The DOJ appealed the offset of the damages to zero and MWI cross-appealed the judgment of liability. The National Association of Manufacturers weighed in on MWI's behalf and filed an amicus brief to show the full support of the business community.

On Nov. 24, 2015, the U.S. Court of Appeals for the D.C. Circuit issued its unanimous opinion, completely exonerating and vindicating MWI. The D.C. Circuit reversed the judgment of liability and ruled that the company's interpretation of the undefined and ambiguous term “regular commission” was reasonable and that the company had never been warned away from its interpretation by Ex-Im. The D.C. Circuit instructed the district court to enter judgment for MWI, which it did.

The D.C. Circuit subsequently denied the DOJ’s petitions for rehearing and rehearing en banc. On Sept. 19, 2016, the U.S solicitor general declined to file a petition for a writ of certiorari to the U.S. Supreme Court, thereby abandoning the government’s case against MWI after over 18 years of litigation. MWI's former employee, however, did file a petition for a writ of certiorari to the Supreme Court. The solicitor general later filed a reply brief arguing that this was not a case for the Supreme Court to grant certiorari and, on Jan. 9, 2017, the Supreme Court announced that it had denied certiorari in the case, thereby ending MWI's nearly two decadeslong legal nightmare.

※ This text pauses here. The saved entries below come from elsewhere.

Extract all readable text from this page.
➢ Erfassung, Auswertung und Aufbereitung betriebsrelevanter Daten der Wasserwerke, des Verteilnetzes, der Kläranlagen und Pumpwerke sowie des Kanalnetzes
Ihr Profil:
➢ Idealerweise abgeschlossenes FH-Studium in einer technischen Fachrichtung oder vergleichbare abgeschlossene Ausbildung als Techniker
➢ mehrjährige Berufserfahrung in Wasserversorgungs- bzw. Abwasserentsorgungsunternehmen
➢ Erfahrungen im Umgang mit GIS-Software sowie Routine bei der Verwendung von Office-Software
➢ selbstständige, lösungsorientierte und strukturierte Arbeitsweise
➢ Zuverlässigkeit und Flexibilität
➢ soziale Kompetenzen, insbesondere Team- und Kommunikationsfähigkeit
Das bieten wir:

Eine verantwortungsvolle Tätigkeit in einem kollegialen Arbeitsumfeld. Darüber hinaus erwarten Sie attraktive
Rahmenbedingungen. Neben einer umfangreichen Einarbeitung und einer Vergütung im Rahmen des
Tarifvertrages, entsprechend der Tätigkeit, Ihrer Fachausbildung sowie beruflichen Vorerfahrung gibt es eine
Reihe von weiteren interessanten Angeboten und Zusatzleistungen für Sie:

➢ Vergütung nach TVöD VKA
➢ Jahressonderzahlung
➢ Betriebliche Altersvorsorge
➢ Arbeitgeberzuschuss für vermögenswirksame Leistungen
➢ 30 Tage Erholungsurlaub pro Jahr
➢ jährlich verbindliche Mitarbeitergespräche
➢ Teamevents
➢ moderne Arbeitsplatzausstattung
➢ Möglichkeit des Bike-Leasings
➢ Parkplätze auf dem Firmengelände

MWI Corporation has finally been exonerated of any wrongdoing by the highest court in the land, but has absolutely no hope of ever recouping the significant legal fees and expenses it spent to defend itself or the millions of dollars in business it lost fighting what was deemed to be a meritless case brought by the government. 

Under the FCA, prevailing defendants such as MWI can only avail themselves to the recovery of attorneys’ fees and expenses if (1) the government does not proceed with the action; (2) the defendant prevails in the action; and (3) the court finds that the claim of the person bringing the action was clearly frivolous, clearly vexatious, or brought primarily for the purposes of harassment). See 31 U.S.C. § 3730(d)(4) (Awards made under this section are separate and apart from routine costs sought through bill of costs filed with the clerk of the court, See United States ex rel. Lidenthal v. General Dynamics Corp., 61 F.3d 1402, 1413 (9th Cir. 1995).

Defendants rarely if ever win FCA cases — particularly in those in which the government elects to intervene. In the small percentage of FCA cases initiated by qui tam relators in which the government intervenes, it is successful in reaching a settlement or judgment in virtually all of them; and, in the vast majority of cases in which the government does not intervene, the relator, going it alone, is only successful a small percentage of the time. As the MWI “David and Goliath” case demonstrates, however, the time has come for Congress to amend the FCA to permit a prevailing defendant — whether in an intervened or nonintervened case — to recover its fees, expenses and losses.

The current paradigm is one under which the successful award of attorneys' fees and expenses to a prevailing defendant under Section 3730(d)(4) is an arduous undertaking doomed to failure. Nevertheless, it serves to provide one of few devices available to impose a degree of responsibility upon relators. Section 3730(d)(4) should be amended and expanded to allow for a presumption that a prevailing FCA defendant is entitled to the recovery of attorneys' fees and expenses from relators in nonintervened cases and equally important, to also allow prevailing FCA defendants to at least seek the recovery of attorneys' fees and expenses from the government in those cases in which the government intervenes. That is the only way to rein in the government and to prevent government FCA enforcement abuse and over-reach.